銀行にとっては、劣後ローンを貸し出した会社に倒産されては困るわけです。そのため、経営が苦しくなった時には、倒産しないように、積極的に融資してくれます。
劣後ローンで資金調達するデメリット
劣後ローンのデメリットは、金利の高さです。劣後ローンは、返済順位を低くして「純資産」として扱えるようにした代わりに、貸し手である銀行などに対して高い金利を支払います。設定される金利は条件によって変化しますが、3~6%程度となるようです。普通の有利子負債が1%程度と考えると、かなり高い水準なのがわかりますね。
劣後ローンの調達事例
最後に、劣後ローンで資金調達した事例を紹介します。登場企業は、ANAホールディングス(9202)です。

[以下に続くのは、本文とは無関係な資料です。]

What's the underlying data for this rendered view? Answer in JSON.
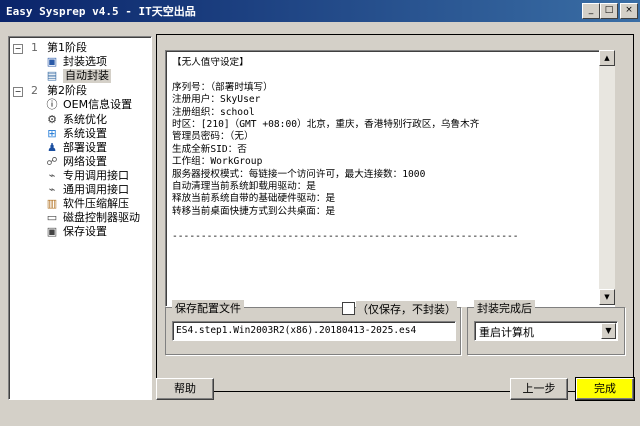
{
  "window": {
    "title": "Easy Sysprep v4.5 - IT天空出品"
  },
  "sidebar": {
    "phases": [
      {
        "label": "第1阶段",
        "expander": "−",
        "number": "1",
        "items": [
          {
            "label": "封装选项",
            "icon": "monitor-icon"
          },
          {
            "label": "自动封装",
            "icon": "computer-icon",
            "selected": true
          }
        ]
      },
      {
        "label": "第2阶段",
        "expander": "−",
        "number": "2",
        "items": [
          {
            "label": "OEM信息设置",
            "icon": "info-icon"
          },
          {
            "label": "系统优化",
            "icon": "gear-icon"
          },
          {
            "label": "系统设置",
            "icon": "windows-icon"
          },
          {
            "label": "部署设置",
            "icon": "users-icon"
          },
          {
            "label": "网络设置",
            "icon": "network-icon"
          },
          {
            "label": "专用调用接口",
            "icon": "plugin-icon"
          },
          {
            "label": "通用调用接口",
            "icon": "plugin-icon"
          },
          {
            "label": "软件压缩解压",
            "icon": "archive-icon"
          },
          {
            "label": "磁盘控制器驱动",
            "icon": "disk-icon"
          },
          {
            "label": "保存设置",
            "icon": "save-icon"
          }
        ]
      }
    ]
  },
  "main": {
    "info_text": "【无人值守设定】\n\n序列号：（部署时填写）\n注册用户：SkyUser\n注册组织：school\n时区：[210]（GMT +08:00）北京，重庆，香港特别行政区，乌鲁木齐\n管理员密码：（无）\n生成全新SID：否\n工作组：WorkGroup\n服务器授权模式：每链接一个访问许可，最大连接数：1000\n自动清理当前系统卸载用驱动：是\n释放当前系统自带的基础硬件驱动：是\n转移当前桌面快捷方式到公共桌面：是\n\n------------------------------------------------------------"
  },
  "save_config": {
    "group_title": "保存配置文件",
    "checkbox_label": "（仅保存，不封装）",
    "checkbox_checked": false,
    "filename": "ES4.step1.Win2003R2(x86).20180413-2025.es4"
  },
  "after_complete": {
    "group_title": "封装完成后",
    "selected": "重启计算机"
  },
  "buttons": {
    "help": "帮助",
    "prev": "上一步",
    "finish": "完成"
  },
  "colors": {
    "titlebar": "#0a246a",
    "finish_button": "#ffff00"
  }
}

2020年10月27日、ANAホールディングスが劣後ローンでの資金調達を発表しました。調達額は4,000億円で、メガバンク3行に日本政策投資銀行も加わった、大型の融資です。
(出典:ANAホールディングス 劣後特約付シンジケートローンによる資金調達に関するお知らせ)
この資金調達の目的は、財務健全性の向上と成長投資です。この記事を書いている2021年2月4日時点、新型コロナウイルスの感染拡大が止まらず、航空機の利用率が大幅に低下しています。下の画像に載っている旅客数を見ると、「ANA国際線」は-96%、「ANA国内線」は-80%と、利用客が大幅に減っていますね。
(出典:ANAホールディングス 2021年3月期第2四半期決算)
航空ビジネスは「稼働率を高める」必要があります。しかし、コロナ禍で旅客数が減り、売上高が大きく減っているため、費用を回収できていません。当然、業績は減収・赤字となっています。
また、赤字になると純資産が減ります。自己資本比率が下がり、財務健全性が悪化しました。そのため、純資産に近い性質を持つ劣後ローンで資金調達し、財務健全性を高めようとしたのです。なお、調達した資金は、中型機の購入や利便性・安全性を高めるためのシステム投資に充てる予定となっています。
(出典:ANAホールディングス 2021年3月期第2四半期決算)
まとめ
劣後ローンの意味や株価への影響、会社にとってのメリット・デメリット、劣後ローンでの資金調達事例を紹介しました。コロナ禍で、大企業はもちろん中小企業も、劣後ローンによる資金調達が増えています。
“劣後ローンは「純資産」に近い性質を持っており、財務健全性が高まる”が、劣後ローンで最も大切なポイントです。最低限、このポイントだけは頭の中に入れておきたいですね。